The main gap admitted to by participants related to information and training on how to identify and address codeine misuse. What follows is an attempt to respond to those gaps. Signs to look out for include repeated requests for products by name; refusal by patients to consider single-ingredient paracetamol or ibuprofen products; and agitation at pharmacist/pharmacy staff interventions. Physical symptoms that might indicate misuse would include complaints about headache (‘medication overuse headache’) or constipation. Serious side-effects such as paracetamol hepatotoxicity or gastrointestinal haemorrhage are more likely to be picked up by primary or secondary care services. There is, though, a case for referral by pharmacists to the latter services resulting from sensitive exploration in private of a patient’s analgesic use, possibly following a medication utilisation review that included codeine.
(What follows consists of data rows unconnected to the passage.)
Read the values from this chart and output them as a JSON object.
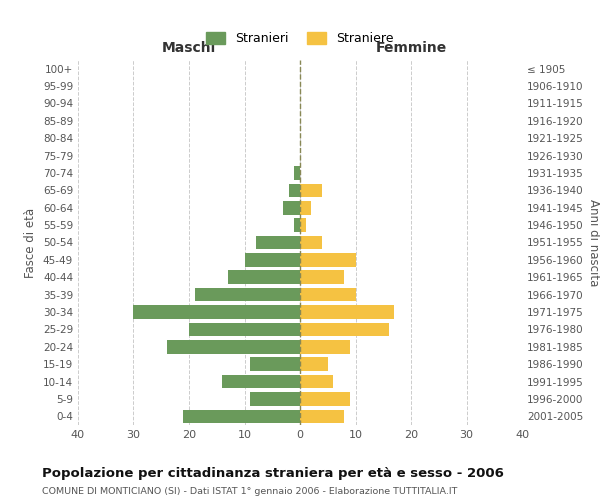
{
  "age_groups": [
    "0-4",
    "5-9",
    "10-14",
    "15-19",
    "20-24",
    "25-29",
    "30-34",
    "35-39",
    "40-44",
    "45-49",
    "50-54",
    "55-59",
    "60-64",
    "65-69",
    "70-74",
    "75-79",
    "80-84",
    "85-89",
    "90-94",
    "95-99",
    "100+"
  ],
  "birth_years": [
    "2001-2005",
    "1996-2000",
    "1991-1995",
    "1986-1990",
    "1981-1985",
    "1976-1980",
    "1971-1975",
    "1966-1970",
    "1961-1965",
    "1956-1960",
    "1951-1955",
    "1946-1950",
    "1941-1945",
    "1936-1940",
    "1931-1935",
    "1926-1930",
    "1921-1925",
    "1916-1920",
    "1911-1915",
    "1906-1910",
    "≤ 1905"
  ],
  "males": [
    21,
    9,
    14,
    9,
    24,
    20,
    30,
    19,
    13,
    10,
    8,
    1,
    3,
    2,
    1,
    0,
    0,
    0,
    0,
    0,
    0
  ],
  "females": [
    8,
    9,
    6,
    5,
    9,
    16,
    17,
    10,
    8,
    10,
    4,
    1,
    2,
    4,
    0,
    0,
    0,
    0,
    0,
    0,
    0
  ],
  "male_color": "#6a9a5b",
  "female_color": "#f5c242",
  "title": "Popolazione per cittadinanza straniera per età e sesso - 2006",
  "subtitle": "COMUNE DI MONTICIANO (SI) - Dati ISTAT 1° gennaio 2006 - Elaborazione TUTTITALIA.IT",
  "xlabel_left": "Maschi",
  "xlabel_right": "Femmine",
  "ylabel_left": "Fasce di età",
  "ylabel_right": "Anni di nascita",
  "legend_male": "Stranieri",
  "legend_female": "Straniere",
  "xlim": 40,
  "background_color": "#ffffff",
  "grid_color": "#cccccc"
}
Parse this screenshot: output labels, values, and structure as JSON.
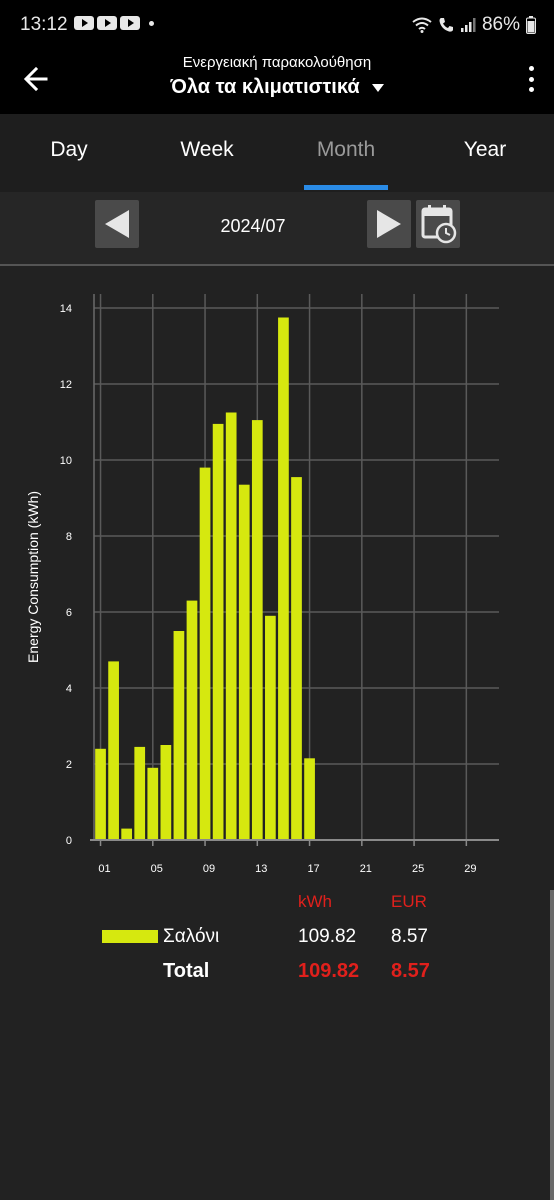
{
  "status_bar": {
    "time": "13:12",
    "battery": "86%",
    "icons": [
      "youtube-icon",
      "youtube-icon",
      "youtube-icon",
      "wifi-icon",
      "call-icon",
      "signal-icon"
    ]
  },
  "app_bar": {
    "subtitle": "Ενεργειακή παρακολούθηση",
    "title": "Όλα τα κλιματιστικά",
    "back_icon": "arrow-left-icon",
    "menu_icon": "more-vert-icon"
  },
  "tabs": [
    {
      "label": "Day",
      "active": false
    },
    {
      "label": "Week",
      "active": false
    },
    {
      "label": "Month",
      "active": true
    },
    {
      "label": "Year",
      "active": false
    }
  ],
  "accent_color": "#2a8be6",
  "period": {
    "label": "2024/07",
    "prev_icon": "triangle-left-icon",
    "next_icon": "triangle-right-icon",
    "calendar_icon": "calendar-clock-icon"
  },
  "chart_data": {
    "type": "bar",
    "ylabel": "Energy Consumption (kWh)",
    "xlabel": "",
    "ylim": [
      0,
      14
    ],
    "xlim": [
      0.5,
      31.5
    ],
    "y_ticks": [
      "0",
      "2",
      "4",
      "6",
      "8",
      "10",
      "12",
      "14"
    ],
    "x_ticks": [
      {
        "day": 1,
        "label": "01"
      },
      {
        "day": 5,
        "label": "05"
      },
      {
        "day": 9,
        "label": "09"
      },
      {
        "day": 13,
        "label": "13"
      },
      {
        "day": 17,
        "label": "17"
      },
      {
        "day": 21,
        "label": "21"
      },
      {
        "day": 25,
        "label": "25"
      },
      {
        "day": 29,
        "label": "29"
      }
    ],
    "grid": true,
    "bar_color": "#d6e80f",
    "series": [
      {
        "name": "Σαλόνι",
        "days": [
          1,
          2,
          3,
          4,
          5,
          6,
          7,
          8,
          9,
          10,
          11,
          12,
          13,
          14,
          15,
          16,
          17
        ],
        "values": [
          2.4,
          4.7,
          0.3,
          2.45,
          1.9,
          2.5,
          5.5,
          6.3,
          9.8,
          10.95,
          11.25,
          9.35,
          11.05,
          5.9,
          13.75,
          9.55,
          2.15
        ]
      }
    ]
  },
  "totals": {
    "unit_kwh": "kWh",
    "unit_eur": "EUR",
    "rows": [
      {
        "name": "Σαλόνι",
        "kwh": "109.82",
        "eur": "8.57"
      }
    ],
    "total": {
      "label": "Total",
      "kwh": "109.82",
      "eur": "8.57"
    },
    "highlight_color": "#e0201c"
  }
}
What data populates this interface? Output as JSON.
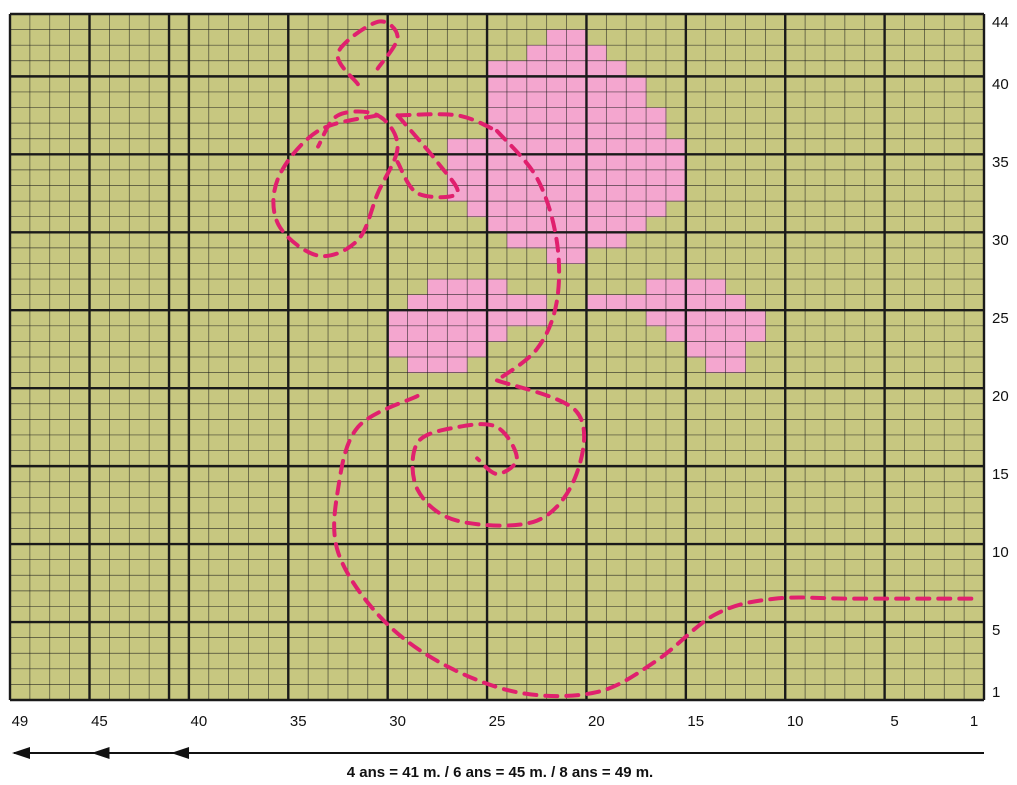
{
  "chart_data": {
    "type": "knitting-grid",
    "columns": 49,
    "rows": 44,
    "x_ticks": [
      49,
      45,
      40,
      35,
      30,
      25,
      20,
      15,
      10,
      5,
      1
    ],
    "y_ticks": [
      44,
      40,
      35,
      30,
      25,
      20,
      15,
      10,
      5,
      1
    ],
    "caption": "4 ans = 41 m. / 6 ans = 45 m. / 8 ans = 49 m.",
    "size_marks": [
      {
        "label": "4 ans",
        "stitches": 41
      },
      {
        "label": "6 ans",
        "stitches": 45
      },
      {
        "label": "8 ans",
        "stitches": 49
      }
    ],
    "colors": {
      "background": "#c7c780",
      "motif_fill": "#f4a6cf",
      "embroidery_line": "#e0206e",
      "grid_line": "#1a1a1a"
    },
    "pink_motif": {
      "flower": [
        {
          "row": 43,
          "from": 22,
          "to": 21
        },
        {
          "row": 42,
          "from": 23,
          "to": 20
        },
        {
          "row": 41,
          "from": 25,
          "to": 19
        },
        {
          "row": 40,
          "from": 25,
          "to": 18
        },
        {
          "row": 39,
          "from": 25,
          "to": 18
        },
        {
          "row": 38,
          "from": 25,
          "to": 17
        },
        {
          "row": 37,
          "from": 25,
          "to": 17
        },
        {
          "row": 36,
          "from": 27,
          "to": 16
        },
        {
          "row": 35,
          "from": 27,
          "to": 16
        },
        {
          "row": 34,
          "from": 27,
          "to": 16
        },
        {
          "row": 33,
          "from": 27,
          "to": 16
        },
        {
          "row": 32,
          "from": 26,
          "to": 17
        },
        {
          "row": 31,
          "from": 25,
          "to": 18
        },
        {
          "row": 30,
          "from": 24,
          "to": 19
        },
        {
          "row": 29,
          "from": 22,
          "to": 21
        }
      ],
      "leaf_left": [
        {
          "row": 27,
          "from": 28,
          "to": 25
        },
        {
          "row": 26,
          "from": 29,
          "to": 23
        },
        {
          "row": 25,
          "from": 30,
          "to": 23
        },
        {
          "row": 24,
          "from": 30,
          "to": 25
        },
        {
          "row": 23,
          "from": 30,
          "to": 26
        },
        {
          "row": 22,
          "from": 29,
          "to": 27
        }
      ],
      "leaf_right": [
        {
          "row": 27,
          "from": 17,
          "to": 14
        },
        {
          "row": 26,
          "from": 20,
          "to": 13
        },
        {
          "row": 25,
          "from": 17,
          "to": 12
        },
        {
          "row": 24,
          "from": 16,
          "to": 12
        },
        {
          "row": 23,
          "from": 15,
          "to": 13
        },
        {
          "row": 22,
          "from": 14,
          "to": 13
        }
      ]
    },
    "embroidery_lines": [
      {
        "name": "stem",
        "points": [
          [
            25,
            37
          ],
          [
            23,
            34
          ],
          [
            22,
            30
          ],
          [
            22,
            26
          ],
          [
            23,
            23
          ],
          [
            25,
            21
          ]
        ]
      },
      {
        "name": "big-loop",
        "points": [
          [
            25,
            21
          ],
          [
            21,
            19
          ],
          [
            21,
            15
          ],
          [
            23,
            12
          ],
          [
            27,
            12
          ],
          [
            29,
            14
          ],
          [
            29,
            17
          ],
          [
            27,
            18
          ],
          [
            25,
            18
          ],
          [
            24,
            16
          ],
          [
            25,
            15
          ],
          [
            26,
            16
          ]
        ]
      },
      {
        "name": "lower-curve",
        "points": [
          [
            29,
            20
          ],
          [
            32,
            18
          ],
          [
            33,
            14
          ],
          [
            33,
            10
          ],
          [
            31,
            6
          ],
          [
            28,
            3
          ],
          [
            24,
            1
          ],
          [
            20,
            1
          ],
          [
            17,
            3
          ],
          [
            14,
            6
          ],
          [
            11,
            7
          ],
          [
            7,
            7
          ],
          [
            1,
            7
          ]
        ]
      },
      {
        "name": "left-loop-1",
        "points": [
          [
            31,
            38
          ],
          [
            34,
            37
          ],
          [
            36,
            34
          ],
          [
            36,
            31
          ],
          [
            34,
            29
          ],
          [
            32,
            30
          ],
          [
            31,
            33
          ],
          [
            30,
            36
          ],
          [
            31,
            38
          ],
          [
            33,
            38
          ],
          [
            34,
            36
          ]
        ]
      },
      {
        "name": "left-loop-2",
        "points": [
          [
            30,
            38
          ],
          [
            27,
            38
          ],
          [
            25,
            37
          ]
        ]
      },
      {
        "name": "left-loop-3",
        "points": [
          [
            30,
            38
          ],
          [
            28,
            35
          ],
          [
            27,
            33
          ],
          [
            29,
            33
          ],
          [
            30,
            35
          ]
        ]
      },
      {
        "name": "top-spiral",
        "points": [
          [
            32,
            40
          ],
          [
            33,
            42
          ],
          [
            31,
            44
          ],
          [
            30,
            43
          ],
          [
            31,
            41
          ]
        ]
      }
    ]
  }
}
Another possibility suggested by Dr Van Hout and colleagues involves the inclusion of a self-screening leaflet with each purchase, along with an invitation for a follow-up discussion with a pharmacist.  

Such a screen could be based on the well-known Drug Abuse Screening Test (DAST), a 10- item instrument that includes questions such as: Have you used codeine other than for medical reasons? Are you always able to stop using codeine when you want to? Have you experienced withdrawal symptoms when you stopped codeine? Do you ever feel bad or guilty about your codeine use? Scores of three or more indicate moderate-to-severe levels of misuse for which referral to specialist services is indicated.

 Such a service is provided at the St John of God Hospital in Stillorgan under the leadership of consultant psychiatrist Dr Colin O’Gara. He is on record as having stated that some patients will need no intervention as they realise that immediate withdrawal (‘cold turkey’) is the most time efficient option for them. Many others will require managed withdrawal on an inpatient basis because patients may have continued easy access to codeine preparations in a community setting. Some may detox without the support of medication such as sedatives but others may need opioid maintenance therapy (OMT) involving either methadone or buprenorphine. OMT may be necessary in the most severe cases where patients may have been using up to one gram of codeine per day. Lofexidine may also be used to alleviate any noradrenergic surge associated with the withdrawal process. The rehabilitation programme that follows on from the detox may last from one-to-three months with intensive group and individual therapy. This is based on Cognitive Behavioural Therapy (CBT) challenging negative self-defeating thoughts that maintain the addiction.

Given how disruptive to an individual’s life such an intervention is likely to be, surely the old cliché about prevention being better than cure comes into play. Continued vigilance, advice and patient education in the pharmacy about codeine is essential.